Sempre ieri, si è tenuto a Roma l’incontro tra il Sindaco di Spoleto Umberto de Augustinis e la Presidente della Regione Umbria Donatella Tesei, resosi necessario a seguito della chiusura del Pronto Soccorso e della quasi totalità dei servizi essenziali del nosocomio spoletino. Il Sindaco, nel corso di un confronto serrato che si è protratto fino a tarda sera, ha ribadito in più occasioni alla Presidente Tesei la forte preoccupazione dell’amministrazione e della città per una scelta che ridimensiona fortemente la capacità del San Matteo degli Infermi di garantire i servizi sanitari ai cittadini di Spoleto, del comprensorio e dei comuni della Valnerina.

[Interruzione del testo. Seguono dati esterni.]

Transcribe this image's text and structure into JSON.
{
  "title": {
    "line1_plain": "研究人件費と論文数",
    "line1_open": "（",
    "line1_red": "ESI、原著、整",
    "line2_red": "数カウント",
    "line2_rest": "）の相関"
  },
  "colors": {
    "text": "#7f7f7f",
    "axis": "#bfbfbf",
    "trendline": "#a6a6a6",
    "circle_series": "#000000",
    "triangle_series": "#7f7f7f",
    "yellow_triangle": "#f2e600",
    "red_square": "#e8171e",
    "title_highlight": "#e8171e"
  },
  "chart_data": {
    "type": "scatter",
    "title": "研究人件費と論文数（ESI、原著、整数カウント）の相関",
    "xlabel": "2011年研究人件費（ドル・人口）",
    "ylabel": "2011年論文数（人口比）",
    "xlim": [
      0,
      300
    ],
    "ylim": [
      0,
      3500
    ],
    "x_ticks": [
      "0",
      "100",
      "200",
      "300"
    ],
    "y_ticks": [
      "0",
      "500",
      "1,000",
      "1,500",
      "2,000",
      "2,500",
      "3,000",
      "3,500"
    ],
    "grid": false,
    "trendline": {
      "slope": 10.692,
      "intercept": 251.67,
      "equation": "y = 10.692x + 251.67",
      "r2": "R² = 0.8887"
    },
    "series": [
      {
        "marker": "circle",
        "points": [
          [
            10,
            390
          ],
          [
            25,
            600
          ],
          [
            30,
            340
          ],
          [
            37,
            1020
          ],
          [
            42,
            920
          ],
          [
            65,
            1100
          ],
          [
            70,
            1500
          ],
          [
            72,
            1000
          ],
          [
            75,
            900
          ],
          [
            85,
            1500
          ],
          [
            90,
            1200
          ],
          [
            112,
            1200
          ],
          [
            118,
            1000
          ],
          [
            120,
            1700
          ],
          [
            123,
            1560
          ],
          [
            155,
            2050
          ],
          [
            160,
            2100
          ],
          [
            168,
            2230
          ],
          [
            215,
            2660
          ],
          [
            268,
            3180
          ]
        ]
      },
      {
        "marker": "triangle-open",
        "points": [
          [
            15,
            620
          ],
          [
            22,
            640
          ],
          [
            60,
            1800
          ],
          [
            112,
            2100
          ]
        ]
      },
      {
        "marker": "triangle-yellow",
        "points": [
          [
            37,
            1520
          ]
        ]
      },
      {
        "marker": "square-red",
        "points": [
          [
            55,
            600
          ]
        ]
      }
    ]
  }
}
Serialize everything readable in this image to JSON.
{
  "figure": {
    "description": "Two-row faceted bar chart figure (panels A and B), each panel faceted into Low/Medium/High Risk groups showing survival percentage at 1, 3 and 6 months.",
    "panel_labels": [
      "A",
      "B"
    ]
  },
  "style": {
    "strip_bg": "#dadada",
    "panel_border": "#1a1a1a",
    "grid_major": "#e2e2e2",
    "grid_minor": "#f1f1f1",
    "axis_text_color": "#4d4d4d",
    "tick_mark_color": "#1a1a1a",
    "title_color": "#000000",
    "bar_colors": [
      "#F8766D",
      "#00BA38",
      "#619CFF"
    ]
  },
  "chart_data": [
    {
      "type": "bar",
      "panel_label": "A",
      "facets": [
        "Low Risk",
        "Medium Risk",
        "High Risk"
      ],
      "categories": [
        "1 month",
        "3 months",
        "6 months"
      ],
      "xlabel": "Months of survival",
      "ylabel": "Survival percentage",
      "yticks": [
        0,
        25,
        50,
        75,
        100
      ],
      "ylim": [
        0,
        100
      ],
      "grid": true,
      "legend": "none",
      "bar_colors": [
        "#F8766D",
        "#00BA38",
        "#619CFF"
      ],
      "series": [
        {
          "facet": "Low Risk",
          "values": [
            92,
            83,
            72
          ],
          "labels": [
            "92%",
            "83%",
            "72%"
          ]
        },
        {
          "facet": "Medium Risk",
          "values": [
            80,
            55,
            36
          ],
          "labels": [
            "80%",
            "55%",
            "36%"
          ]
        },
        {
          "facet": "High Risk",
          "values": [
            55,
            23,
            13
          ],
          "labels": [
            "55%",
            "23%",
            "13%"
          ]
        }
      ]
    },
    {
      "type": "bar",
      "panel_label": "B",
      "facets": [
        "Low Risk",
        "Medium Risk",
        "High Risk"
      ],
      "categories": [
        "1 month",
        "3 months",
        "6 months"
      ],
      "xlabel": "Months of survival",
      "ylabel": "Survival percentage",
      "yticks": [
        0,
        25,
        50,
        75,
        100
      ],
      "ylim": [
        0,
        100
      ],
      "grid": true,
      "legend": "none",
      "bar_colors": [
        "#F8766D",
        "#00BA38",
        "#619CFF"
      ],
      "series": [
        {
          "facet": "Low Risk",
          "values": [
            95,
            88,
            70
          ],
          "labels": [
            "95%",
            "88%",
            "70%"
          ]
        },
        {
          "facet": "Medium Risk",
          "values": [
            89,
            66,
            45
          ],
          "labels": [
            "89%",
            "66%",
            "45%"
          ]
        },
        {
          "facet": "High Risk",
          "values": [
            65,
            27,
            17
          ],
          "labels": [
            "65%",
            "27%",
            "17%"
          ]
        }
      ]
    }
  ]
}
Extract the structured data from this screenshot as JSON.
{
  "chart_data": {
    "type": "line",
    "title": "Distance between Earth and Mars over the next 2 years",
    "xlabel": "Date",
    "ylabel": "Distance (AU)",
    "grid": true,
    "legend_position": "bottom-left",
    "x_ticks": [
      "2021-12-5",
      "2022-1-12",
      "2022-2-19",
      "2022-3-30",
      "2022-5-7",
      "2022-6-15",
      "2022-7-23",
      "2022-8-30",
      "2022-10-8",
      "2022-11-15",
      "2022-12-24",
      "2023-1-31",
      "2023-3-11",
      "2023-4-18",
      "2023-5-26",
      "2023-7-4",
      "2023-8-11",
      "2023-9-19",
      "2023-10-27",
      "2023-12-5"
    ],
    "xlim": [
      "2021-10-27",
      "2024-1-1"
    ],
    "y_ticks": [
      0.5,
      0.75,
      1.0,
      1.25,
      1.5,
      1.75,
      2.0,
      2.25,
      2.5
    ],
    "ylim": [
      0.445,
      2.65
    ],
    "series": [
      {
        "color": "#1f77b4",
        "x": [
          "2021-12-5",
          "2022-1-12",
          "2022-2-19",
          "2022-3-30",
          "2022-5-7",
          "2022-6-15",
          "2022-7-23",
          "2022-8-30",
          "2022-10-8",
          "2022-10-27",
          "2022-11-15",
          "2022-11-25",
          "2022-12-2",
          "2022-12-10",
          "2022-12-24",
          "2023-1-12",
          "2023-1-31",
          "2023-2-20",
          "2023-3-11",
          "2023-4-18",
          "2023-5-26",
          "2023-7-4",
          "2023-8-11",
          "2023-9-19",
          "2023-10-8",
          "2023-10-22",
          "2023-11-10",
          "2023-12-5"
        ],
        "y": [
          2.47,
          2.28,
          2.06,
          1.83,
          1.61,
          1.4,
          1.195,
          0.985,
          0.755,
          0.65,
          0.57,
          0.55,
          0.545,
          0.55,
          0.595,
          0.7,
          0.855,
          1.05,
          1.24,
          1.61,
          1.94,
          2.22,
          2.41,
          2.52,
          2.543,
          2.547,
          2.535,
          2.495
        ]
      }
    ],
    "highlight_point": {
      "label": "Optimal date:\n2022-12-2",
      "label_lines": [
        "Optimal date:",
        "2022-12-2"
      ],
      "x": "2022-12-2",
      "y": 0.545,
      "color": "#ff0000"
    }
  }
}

Una difficoltà che il Sindaco, pur constatando la disponibilità, ancorché molto tardiva e parziale, della Presidente al confronto, ha chiesto in via d’urgenza di poter superare ripristinando innanzitutto il servizio di Pronto Soccorso e garantendo, anche durante questo periodo di emergenza, la possibilità di mantenere un punto nascite a Spoleto, con garanzie reali e concrete, e non mere promesse, in merito al ripristino di tutti i servizi oggi sospesi.